Lowes was hired by the Vegas Golden Knights September 30, 2016, to be the assistant director of player personnel under Vaughn Karpan. Lowes and Karpan has both previously been part of the Brandon Wheat Kings and the Manitoba Bisons. Lowes is one of five former Wheat Kings alumni to become executives for Vegas, including Karpan, Kelly McCrimmon, Mike Kelly, and his former player Ryan Craig.

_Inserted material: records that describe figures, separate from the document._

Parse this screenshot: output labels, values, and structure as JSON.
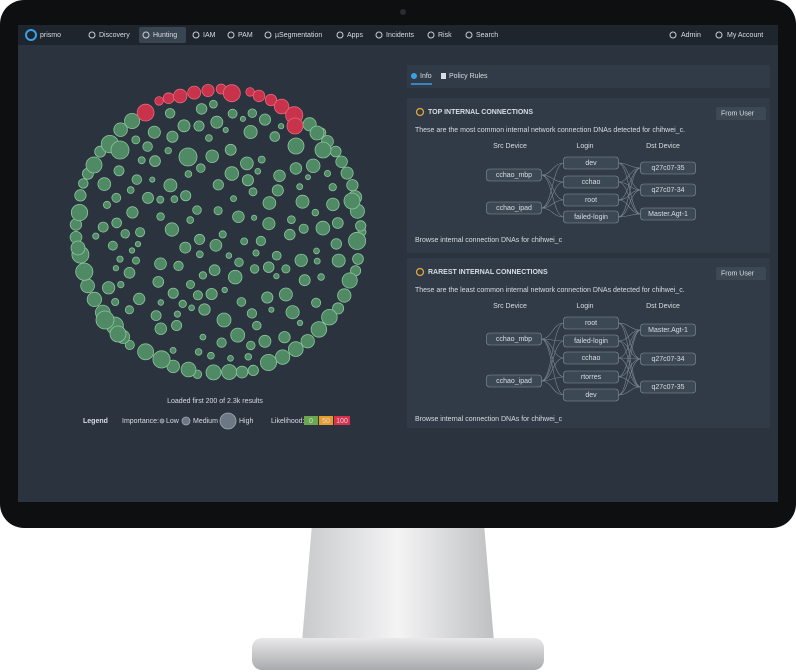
{
  "nav": {
    "brand": "prismo",
    "items": [
      "Discovery",
      "Hunting",
      "IAM",
      "PAM",
      "µSegmentation",
      "Apps",
      "Incidents",
      "Risk",
      "Search"
    ],
    "right": [
      "Admin",
      "My Account"
    ]
  },
  "cloud": {
    "status": "Loaded first 200 of 2.3k results"
  },
  "legend": {
    "title": "Legend",
    "importance": "Importance:",
    "low": "Low",
    "medium": "Medium",
    "high": "High",
    "likelihood": "Likelihood:",
    "levels": [
      0,
      50,
      100
    ]
  },
  "tabs": [
    "Info",
    "Policy Rules"
  ],
  "panels": [
    {
      "title": "TOP INTERNAL CONNECTIONS",
      "filter": "From User",
      "description": "These are the most common internal network connection DNAs detected for chihwei_c.",
      "columns": [
        "Src Device",
        "Login",
        "Dst Device"
      ],
      "src": [
        "cchao_mbp",
        "cchao_ipad"
      ],
      "login": [
        "dev",
        "cchao",
        "root",
        "failed-login"
      ],
      "dst": [
        "q27c07-35",
        "q27c07-34",
        "Master.Agt-1"
      ],
      "link": "Browse internal connection DNAs for chihwei_c"
    },
    {
      "title": "RAREST INTERNAL CONNECTIONS",
      "filter": "From User",
      "description": "These are the least common internal network connection DNAs detected for chihwei_c.",
      "columns": [
        "Src Device",
        "Login",
        "Dst Device"
      ],
      "src": [
        "cchao_mbp",
        "cchao_ipad"
      ],
      "login": [
        "root",
        "failed-login",
        "cchao",
        "rtorres",
        "dev"
      ],
      "dst": [
        "Master.Agt-1",
        "q27c07-34",
        "q27c07-35"
      ],
      "link": "Browse internal connection DNAs for chihwei_c"
    }
  ]
}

Lowes later won the Stanley Cup with Vegas in 2023.

==Honours and awards==
Lowes received the Dunc McCallum Memorial Trophy as the WHL Coach of the Year, in the 1995–96, and 2001–02 seasons. He was also given the CHL Coach of the Year Award in the same seasons, becoming the first multiple winner of the award. Lowes was inducted into the Manitoba Bisons Hockey Hall of Fame on January 31, 2018.